Testosterone influences cardiovascular risk and disease in a sex-specific manner. The more potent androgen 5α-dihydrotestosterone (DHT) can be formed through conversion of testosterone by the enzyme 5α-reductase. We hypothesized that, because of the presence of DHT in coronary and myocardial tissues, a sexually dimorphic effect can be observed if differences exist in genetics or mRNA expression in androgen-metabolizing enzymes.
Materials and methods
mRNA levels of steroidogenic enzymes and the androgen receptor (AR) were investigated in human myocardial tissue samples. Subsequently, all participants in the baseline cohort of the Rotterdam Study (RSI) with successful genotyping and without prevalent myocardial infarction (MI, N=5199) were recruited to study the association between single nucleotide polymorphisms (SNPs) within SRD5A1, SRD5A2, and AKR1C3 and incident MI using Cox regression models. Significant results were replicated within the Atherosclerosis Risk in Communities cohort and the second cohort of the RSII.

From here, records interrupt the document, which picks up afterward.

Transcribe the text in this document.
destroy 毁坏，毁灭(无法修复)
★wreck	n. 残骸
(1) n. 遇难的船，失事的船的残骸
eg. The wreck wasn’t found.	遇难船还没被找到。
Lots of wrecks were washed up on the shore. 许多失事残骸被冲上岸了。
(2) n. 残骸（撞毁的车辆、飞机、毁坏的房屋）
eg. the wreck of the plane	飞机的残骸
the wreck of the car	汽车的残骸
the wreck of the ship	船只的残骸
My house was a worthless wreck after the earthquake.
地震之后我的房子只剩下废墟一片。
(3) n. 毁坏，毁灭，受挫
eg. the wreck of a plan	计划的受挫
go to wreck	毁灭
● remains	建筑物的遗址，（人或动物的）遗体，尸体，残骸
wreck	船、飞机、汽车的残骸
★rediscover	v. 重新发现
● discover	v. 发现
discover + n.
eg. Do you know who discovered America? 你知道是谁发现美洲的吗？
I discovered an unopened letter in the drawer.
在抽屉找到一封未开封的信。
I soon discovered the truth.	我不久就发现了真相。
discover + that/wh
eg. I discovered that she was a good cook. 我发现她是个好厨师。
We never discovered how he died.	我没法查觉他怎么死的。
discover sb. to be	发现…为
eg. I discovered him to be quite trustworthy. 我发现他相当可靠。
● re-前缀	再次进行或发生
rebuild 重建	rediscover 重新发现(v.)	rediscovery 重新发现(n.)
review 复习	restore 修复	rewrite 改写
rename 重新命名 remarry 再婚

The expression of SRD5A1, AKR1C3, and AR was found in all myocardial samples, whereas HSD17B3 and SRD5A2 expression levels were low and undetectable, respectively. Myocardial SRD5A1 expression was higher in women than in men. Within SRD5A1, SNP rs248805G>A was significantly associated with incident MI in western European women (hazard ratio 1.49; 95% confidence interval 1.19–1.87). This SNP is tightly linked to the HinfI polymorphism in SRD5A1 (rs248793G>C), of which the minor allele has been associated with a higher DHT/T ratio.
Genetic variation in SRD5A1 is associated with an increased risk of MI in western European women, possibly because of the sex-specific potential of local androgen conversion and effect.